With effort, I keep any reaction out of my expression. “You cannot be serious.”

“Maybe old man Pratt mentioned Havoc House to his daughter, and she knew about the legacy. But our bylaws are confidential. I refuse to believe that any of the alumni would risk their position by passing a copy along to her, of all people.” Brady’s already large nostrils flare, making him look like an angry truffle pig. “I need to know which one of us is stupid enough to be helping her.”

I resent the implication that I’m being driven by stupidity, but I can’t exactly tell him that.

“Olivia is sneaky, and she’s been in the house a dozen times before. Maybe she just found a copy lying around.”

“And maybe we’ll wake up tomorrow to pink grass growing on the lawn, that seems about as likely.” Brady’s mocking laugh echoes off of the wood paneling. “She made it through the Gauntlet. I had guys stationed at every exit from the woods. The only way she could have gotten past them is if she flew over the damn trees. Someone helped her.”

“You don’t know that,” I reply calmly, even though my mind is whirling. “Olivia isn’t like the other girls around here. You should assume she’s capable of anything.”

Brady just stares at me. “Nobody makes it through the Gauntlet unless we want them to.”

Except for me.

My hands ball into my fists, an involuntary reaction to my renewed anger. That anger always seems to bubble just under the surface. I used to have better control of it.

“Let’s say I believe you,” I say finally, once that burst of rage is under enough control that he won’t hear it in my voice. “Who do you think is our Benedict Arnold?”

“I had a suspect…but things have changed.”

I’m tense, waiting for Brady to suddenly point at me with accusation on his face. Next thing I know, the alumni will come swarming out of their hiding places to drop a black bag over my head and drag me off to God knows where.

Or maybe I should stop letting my imagination run away with me and focus on the very real here and now.

Even though I know I shouldn’t ask, I can’t help myself. “What are you going to do when you figure out who it is?”

“Run them out of Havoc House. Blacklist them from everything that matters until the only thing left is farming corn in Ohio.” Brady says it almost gleefully, like the idea is something he jerks off to at night. “Maybe even something worse if the situation calls for it.”

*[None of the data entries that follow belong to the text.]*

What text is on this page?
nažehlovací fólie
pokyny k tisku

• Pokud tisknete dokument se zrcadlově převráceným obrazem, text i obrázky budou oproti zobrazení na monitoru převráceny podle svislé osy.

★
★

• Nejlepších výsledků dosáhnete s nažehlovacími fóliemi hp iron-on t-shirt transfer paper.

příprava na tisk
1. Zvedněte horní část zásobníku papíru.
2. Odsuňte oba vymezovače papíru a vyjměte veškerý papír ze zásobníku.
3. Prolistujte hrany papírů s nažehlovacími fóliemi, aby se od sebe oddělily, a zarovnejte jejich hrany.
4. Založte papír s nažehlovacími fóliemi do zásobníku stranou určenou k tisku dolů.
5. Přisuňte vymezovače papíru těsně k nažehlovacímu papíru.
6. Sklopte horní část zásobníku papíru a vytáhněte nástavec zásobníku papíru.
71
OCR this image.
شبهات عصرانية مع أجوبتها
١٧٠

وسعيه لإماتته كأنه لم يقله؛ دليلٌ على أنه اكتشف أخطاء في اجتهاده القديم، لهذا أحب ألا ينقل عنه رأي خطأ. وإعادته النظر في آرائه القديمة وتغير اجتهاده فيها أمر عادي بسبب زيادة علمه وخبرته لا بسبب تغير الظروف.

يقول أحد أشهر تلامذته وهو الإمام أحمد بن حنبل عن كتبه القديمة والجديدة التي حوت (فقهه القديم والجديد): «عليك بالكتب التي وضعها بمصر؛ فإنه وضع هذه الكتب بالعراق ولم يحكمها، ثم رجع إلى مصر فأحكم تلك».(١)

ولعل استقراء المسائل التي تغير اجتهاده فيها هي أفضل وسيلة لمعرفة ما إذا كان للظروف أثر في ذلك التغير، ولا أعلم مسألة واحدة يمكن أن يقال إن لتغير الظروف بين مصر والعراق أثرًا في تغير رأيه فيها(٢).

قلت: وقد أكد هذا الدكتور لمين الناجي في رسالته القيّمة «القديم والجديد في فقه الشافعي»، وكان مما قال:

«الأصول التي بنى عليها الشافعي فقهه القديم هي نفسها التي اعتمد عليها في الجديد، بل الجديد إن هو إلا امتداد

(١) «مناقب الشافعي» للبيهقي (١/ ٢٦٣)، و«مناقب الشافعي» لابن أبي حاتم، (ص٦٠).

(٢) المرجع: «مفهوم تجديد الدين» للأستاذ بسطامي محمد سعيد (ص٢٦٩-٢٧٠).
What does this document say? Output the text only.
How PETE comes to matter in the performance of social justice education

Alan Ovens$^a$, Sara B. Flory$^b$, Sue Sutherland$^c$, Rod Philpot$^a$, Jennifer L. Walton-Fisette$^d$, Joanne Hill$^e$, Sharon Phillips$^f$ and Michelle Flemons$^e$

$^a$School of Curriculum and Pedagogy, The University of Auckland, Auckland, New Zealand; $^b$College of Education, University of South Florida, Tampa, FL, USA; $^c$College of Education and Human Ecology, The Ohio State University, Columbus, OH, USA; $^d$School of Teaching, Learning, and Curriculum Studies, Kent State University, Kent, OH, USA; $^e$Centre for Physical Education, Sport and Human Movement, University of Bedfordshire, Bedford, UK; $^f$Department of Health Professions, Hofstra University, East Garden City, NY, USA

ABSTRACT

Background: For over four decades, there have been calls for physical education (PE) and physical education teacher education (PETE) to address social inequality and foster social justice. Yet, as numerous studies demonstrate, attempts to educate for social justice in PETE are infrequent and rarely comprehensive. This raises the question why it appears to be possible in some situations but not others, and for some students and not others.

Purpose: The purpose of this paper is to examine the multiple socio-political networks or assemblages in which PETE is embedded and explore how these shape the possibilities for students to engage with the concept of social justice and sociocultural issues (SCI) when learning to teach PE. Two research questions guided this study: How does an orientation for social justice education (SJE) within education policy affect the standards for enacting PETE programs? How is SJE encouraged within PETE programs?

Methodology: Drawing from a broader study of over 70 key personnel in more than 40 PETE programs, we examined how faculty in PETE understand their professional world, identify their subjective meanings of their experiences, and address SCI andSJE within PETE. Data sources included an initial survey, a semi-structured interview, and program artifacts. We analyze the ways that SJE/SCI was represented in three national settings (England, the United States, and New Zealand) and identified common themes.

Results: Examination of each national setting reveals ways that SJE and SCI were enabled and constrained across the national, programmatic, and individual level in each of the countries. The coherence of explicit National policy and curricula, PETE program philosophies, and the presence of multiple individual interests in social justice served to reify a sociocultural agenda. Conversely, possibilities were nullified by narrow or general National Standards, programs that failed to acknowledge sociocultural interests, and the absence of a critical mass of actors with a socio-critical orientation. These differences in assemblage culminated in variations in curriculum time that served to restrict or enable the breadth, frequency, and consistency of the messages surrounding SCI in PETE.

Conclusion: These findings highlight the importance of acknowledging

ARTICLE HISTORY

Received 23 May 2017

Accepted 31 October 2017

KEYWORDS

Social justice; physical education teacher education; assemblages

I’m more than a little sick of this double agent bullshit. It has always itched at me to pretend to be something that I’m not, even though I’ve been doing it for years. Pretending to care about Havoc House bullshit to please my father. Pretending to be the cavalier playboy with no greater concern than how to fill his time between one party and the next. St. Bart’s is supposed to be an elite school, but the workload has never been more than a passing consideration for me. For all I know, the professors know better than to challenge a Havoc Boy with a failing grade.

I’ve spent so long pretending that it’s getting hard to remember which parts of me are even real.

Avoiding meeting his gaze, I go to the bar to make myself a drink. I don’t actually want it, but I need something to distract myself.

And something to distract Brady so he doesn’t see right through me, assuming he hasn’t already.

He follows me to the bar and holds his hand out for the glass, not bothering to ask if I’m making one for him. Anticipating him, I’m already pouring another.

I take a sip, harsh liquid burning a trail down my throat. “If one of my guys is a traitor, they aren’t just going to come out and admit it.”

“That’s where you come in.” Brady steps further away from the door and leans closer to me. “These guys don’t trust me anymore, not now that I’m the alumni asshole who decides their futures.”

I already know where he’s going with this, but I still want to hear him say it. “And?”

Brady’s expression is grim. “You’re going to help me find the problem so we can take care of it.”

* * *

The next morning I wake up to the sound of my phone’s location feature buzzing incessantly. It takes way too many tries to unlock it as I fight off the remnants of deep sleep. When I finally get past the lock screen, dozens of notifications pop up for missed messages from my father.

DarthVanKoch: Call me

DarthVanKoch: Why haven’t you called back?